Певица хотела рявкнуть: «А что же мне, ждать, когда ты придешь и соизволишь меня выебать?!» — но воздержалась, сделав хитрую рожицу, оставив писателю загадку.
— Смотри, СПИД это тебе не шуточки.
— Нахал, это ты чем занимался семь лет назад, а? С кем ты спал в Нью-Йорке, на пустырях? Я семь лет назад была замужем, еще по-настоящему.
— Ну так сейчас ты не замужем, так что…
— Ты
— В кабаке Зоя занята поисками богатого мужа. И мне все говорят, Надюшкины подруги, что как же ты не найдешь себе богатого мужа в «Разине»?! Дуры они…
Писатель ненавидел Надюшкиных подружек, так вот говорящих. Еще он посмеивался над образом Машки с богатым мужем.
— В кабак люди приходят развлечься, напиться, бокалы побить. Сколько раз я звонила каким-то людям, дававшим карточки визитные. Они даже с трудом вспоминают тебя. Единственный тип — это импресарио Азнавура. Но и то, сначала он повел меня в «Реджин». Потом я целый месяц пыталась дозвониться ему. Потом ждала, когда он прослушает кассету. Потом я ждала, когда он примет меня. Потом, уже сидя у него в кабинете, я ждала, когда он закончит разговаривать по телефону — с Пласидо Доминго, с Лайзой Минелли! Боже мой, и всё для того, чтобы услышать: «Вы знаете, вы поете как черная певица!» Какие они лимитированные все, даже в искусстве, в музыке! Нормальные люди никогда не делят, не подразделяют и бирок не наклеивают. Им насрать! Нравится или нет — вот что для слушателя главное’ А эти всё подразделяют, упаковывают… — Машка сидела в ногах матраса, упершись спиной в стену и дымя сигаретой. — Иногда ночью я ловлю по радио даже «Голос Америки». Они такие заявления делают! В понимании Америки шпионаж существует только между Западом и СССР. И в то же время только что был пойман американский тип, поставляющий информацию из военных американских ведомств в Израиль! Что же они с ним делать будут?
Израиль же их друг! Если не сказать — младший брат, а иногда так прямо старший!
— С исчезновением «варваров» они увидят наконец свое настоящее рыло. Я уже написал об этом…
— Значит и поговорить нельзя с тобой, если ты уже написал?

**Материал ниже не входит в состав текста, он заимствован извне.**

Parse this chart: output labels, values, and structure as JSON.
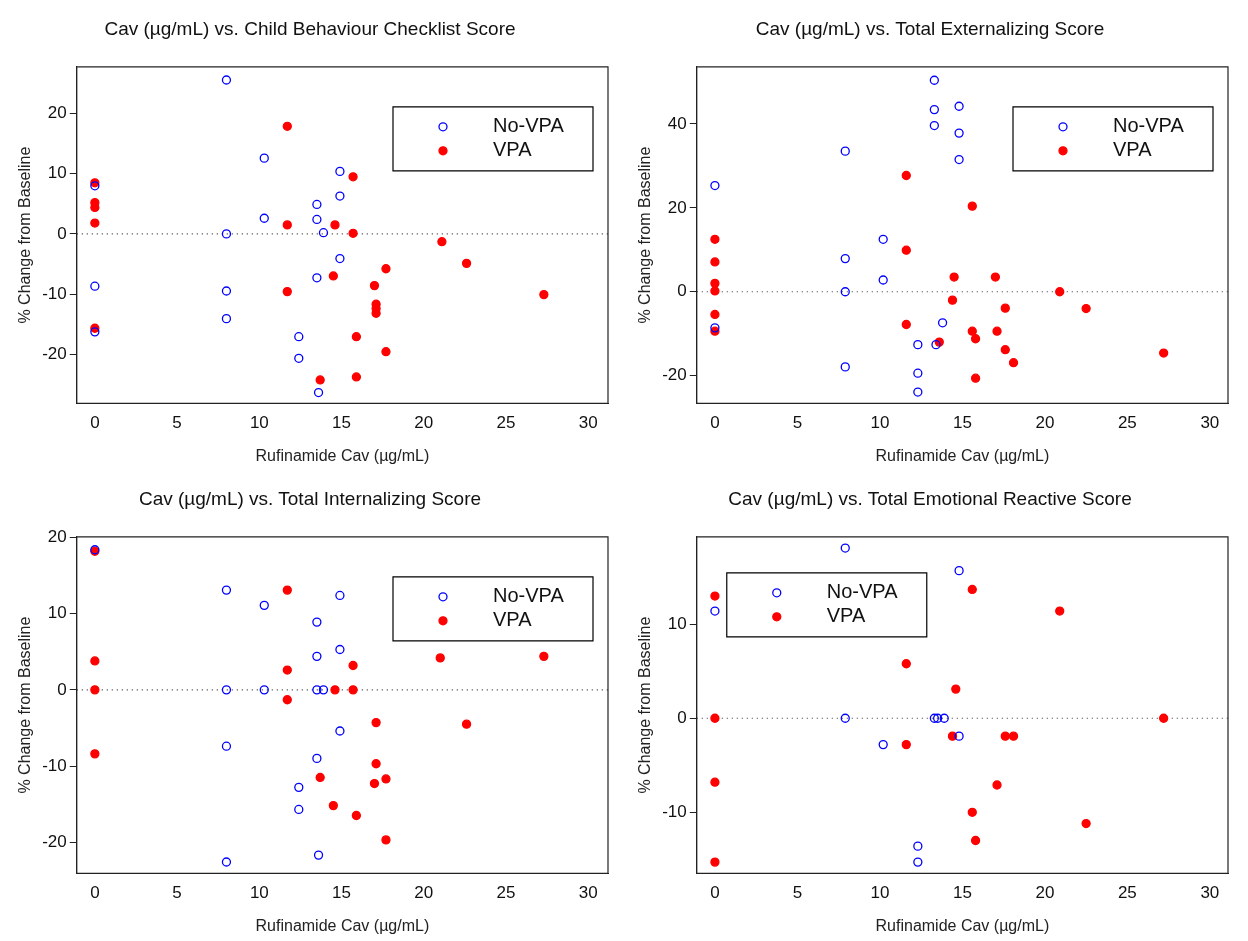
{
  "chart_data": [
    {
      "type": "scatter",
      "title": "Cav (µg/mL) vs. Child Behaviour Checklist Score",
      "xlabel": "Rufinamide Cav (µg/mL)",
      "ylabel": "% Change from Baseline",
      "xlim": [
        -1.1,
        31.2
      ],
      "ylim": [
        -28.2,
        27.8
      ],
      "xticks": [
        0,
        5,
        10,
        15,
        20,
        25,
        30
      ],
      "yticks": [
        -20,
        -10,
        0,
        10,
        20
      ],
      "legend": "top right",
      "marker": "circle",
      "ref_lines": [
        {
          "axis": "y",
          "value": 0,
          "line_style": "dotted"
        }
      ],
      "series": [
        {
          "name": "No-VPA",
          "color": "#0000ff",
          "x": [
            0,
            0,
            0,
            8,
            8,
            8,
            8,
            10.3,
            10.3,
            13.5,
            13.5,
            13.9,
            13.5,
            14.9,
            14.9,
            14.9,
            12.4,
            12.4,
            13.6
          ],
          "values": [
            8,
            -8.7,
            -16.3,
            25.6,
            0,
            -9.5,
            -14.1,
            12.6,
            2.6,
            4.9,
            2.4,
            0.2,
            -7.3,
            10.4,
            6.3,
            -4.1,
            -17.1,
            -20.7,
            -26.4
          ]
        },
        {
          "name": "VPA",
          "color": "#ff0000",
          "x": [
            0,
            0,
            0,
            0,
            0,
            11.7,
            11.7,
            11.7,
            14.6,
            14.5,
            15.7,
            15.7,
            15.9,
            15.9,
            13.7,
            17.0,
            17.1,
            17.1,
            17.1,
            17.7,
            17.7,
            21.1,
            22.6,
            27.3
          ],
          "values": [
            8.5,
            5.2,
            4.4,
            1.8,
            -15.7,
            17.9,
            1.5,
            -9.6,
            1.5,
            -7.0,
            9.5,
            0.1,
            -17.1,
            -23.8,
            -24.3,
            -8.6,
            -11.7,
            -12.4,
            -13.2,
            -5.8,
            -19.6,
            -1.3,
            -4.9,
            -10.1
          ]
        }
      ]
    },
    {
      "type": "scatter",
      "title": "Cav (µg/mL) vs. Total Externalizing Score",
      "xlabel": "Rufinamide Cav (µg/mL)",
      "ylabel": "% Change from Baseline",
      "xlim": [
        -1.1,
        31.1
      ],
      "ylim": [
        -26.6,
        53.6
      ],
      "xticks": [
        0,
        5,
        10,
        15,
        20,
        25,
        30
      ],
      "yticks": [
        -20,
        0,
        20,
        40
      ],
      "legend": "top right",
      "marker": "circle",
      "ref_lines": [
        {
          "axis": "y",
          "value": 0,
          "line_style": "dotted"
        }
      ],
      "series": [
        {
          "name": "No-VPA",
          "color": "#0000ff",
          "x": [
            0,
            0,
            7.9,
            7.9,
            7.9,
            7.9,
            10.2,
            10.2,
            13.3,
            13.3,
            13.3,
            14.8,
            14.8,
            14.8,
            13.8,
            12.3,
            13.4,
            12.3,
            12.3
          ],
          "values": [
            25.3,
            -8.6,
            33.5,
            7.9,
            0,
            -17.9,
            12.5,
            2.8,
            50.4,
            43.4,
            39.6,
            44.2,
            37.8,
            31.5,
            -7.4,
            -12.6,
            -12.6,
            -19.4,
            -23.9
          ]
        },
        {
          "name": "VPA",
          "color": "#ff0000",
          "x": [
            0,
            0,
            0,
            0,
            0,
            0,
            11.6,
            11.6,
            11.6,
            15.6,
            14.5,
            14.4,
            13.6,
            15.6,
            15.8,
            15.8,
            17.0,
            17.1,
            17.6,
            17.6,
            18.1,
            20.9,
            22.5,
            27.2
          ],
          "values": [
            12.5,
            7.1,
            2.0,
            0.2,
            -5.4,
            -9.4,
            27.7,
            9.9,
            -7.8,
            20.4,
            3.5,
            -2.0,
            -12.0,
            -9.4,
            -11.2,
            -20.6,
            3.5,
            -9.4,
            -3.9,
            -13.8,
            -16.9,
            0,
            -4.0,
            -14.6
          ]
        }
      ]
    },
    {
      "type": "scatter",
      "title": "Cav (µg/mL) vs. Total Internalizing Score",
      "xlabel": "Rufinamide Cav (µg/mL)",
      "ylabel": "% Change from Baseline",
      "xlim": [
        -1.1,
        31.2
      ],
      "ylim": [
        -24.1,
        20.1
      ],
      "xticks": [
        0,
        5,
        10,
        15,
        20,
        25,
        30
      ],
      "yticks": [
        -20,
        -10,
        0,
        10,
        20
      ],
      "legend": "top right",
      "marker": "circle",
      "ref_lines": [
        {
          "axis": "y",
          "value": 0,
          "line_style": "dotted"
        }
      ],
      "series": [
        {
          "name": "No-VPA",
          "color": "#0000ff",
          "x": [
            0,
            8,
            8,
            8,
            8,
            10.3,
            10.3,
            13.5,
            13.5,
            13.5,
            13.9,
            13.5,
            14.9,
            14.9,
            14.9,
            12.4,
            12.4,
            13.6
          ],
          "values": [
            18.4,
            13.1,
            0,
            -7.4,
            -22.6,
            11.1,
            0,
            8.9,
            4.4,
            0,
            0,
            -9.0,
            12.4,
            5.3,
            -5.4,
            -12.8,
            -15.7,
            -21.7
          ]
        },
        {
          "name": "VPA",
          "color": "#ff0000",
          "x": [
            0,
            0,
            0,
            0,
            11.7,
            11.7,
            11.7,
            14.6,
            15.7,
            15.7,
            13.7,
            14.5,
            15.9,
            17.1,
            17.1,
            17.0,
            17.7,
            17.7,
            21.0,
            22.6,
            27.3
          ],
          "values": [
            18.2,
            3.8,
            0,
            -8.4,
            13.1,
            2.6,
            -1.3,
            0,
            3.2,
            0,
            -11.5,
            -15.2,
            -16.5,
            -4.3,
            -9.7,
            -12.3,
            -11.7,
            -19.7,
            4.2,
            -4.5,
            4.4
          ]
        }
      ]
    },
    {
      "type": "scatter",
      "title": "Cav (µg/mL) vs. Total Emotional Reactive Score",
      "xlabel": "Rufinamide Cav (µg/mL)",
      "ylabel": "% Change from Baseline",
      "xlim": [
        -1.1,
        31.1
      ],
      "ylim": [
        -16.5,
        19.3
      ],
      "xticks": [
        0,
        5,
        10,
        15,
        20,
        25,
        30
      ],
      "yticks": [
        -10,
        0,
        10
      ],
      "legend": "top left",
      "marker": "circle",
      "ref_lines": [
        {
          "axis": "y",
          "value": 0,
          "line_style": "dotted"
        }
      ],
      "series": [
        {
          "name": "No-VPA",
          "color": "#0000ff",
          "x": [
            0,
            7.9,
            7.9,
            10.2,
            13.3,
            13.5,
            13.9,
            14.8,
            14.8,
            12.3,
            12.3
          ],
          "values": [
            11.4,
            18.1,
            0,
            -2.8,
            0,
            0,
            0,
            15.7,
            -1.9,
            -13.6,
            -15.3
          ]
        },
        {
          "name": "VPA",
          "color": "#ff0000",
          "x": [
            0,
            0,
            0,
            0,
            11.6,
            11.6,
            14.6,
            14.4,
            15.6,
            15.6,
            15.8,
            17.1,
            17.6,
            18.1,
            20.9,
            22.5,
            27.2
          ],
          "values": [
            13.0,
            0,
            -6.8,
            -15.3,
            5.8,
            -2.8,
            3.1,
            -1.9,
            13.7,
            -10.0,
            -13.0,
            -7.1,
            -1.9,
            -1.9,
            11.4,
            -11.2,
            0
          ]
        }
      ]
    }
  ]
}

— Кончай курить, вонючка американская. Ложись сюда.
Певица потушила сигарету и перед тем как лечь пошла на кухню, отнести пепельницу. Там было холодно, сыро и царствовали тараканы. Она на цыпочках подошла к мусорному ведру и выбросила окурки. Они упали на книгу А.Гальперина. Писатель выкинул книгу. «Каким надо быть мудаком, чтобы твою книгу выкинули! — с ужасом подумала певица — Книги не выкидывают. Книжки оставляют стопочкой внизу, кто-нибудь возьмет, книги отдают друзьям, если не нужны. Но выкинуть… Как этот мудак, должно быть, разозлил писателя, раз он выкинул…»
Певица пришла в комнату, дрожа от холода, и залезла под три одеяла, одно из которых когда-то принадлежало им вместе. Писатель выключил уже теле. Который тоже им вместе принадлежал когда-то. Они накрылись с головой
— Расскажи мне историю какую-нибудь.
— Ох, я тебе уже все истории рассказал… Ты мне не рассказываешь, когда я прошу.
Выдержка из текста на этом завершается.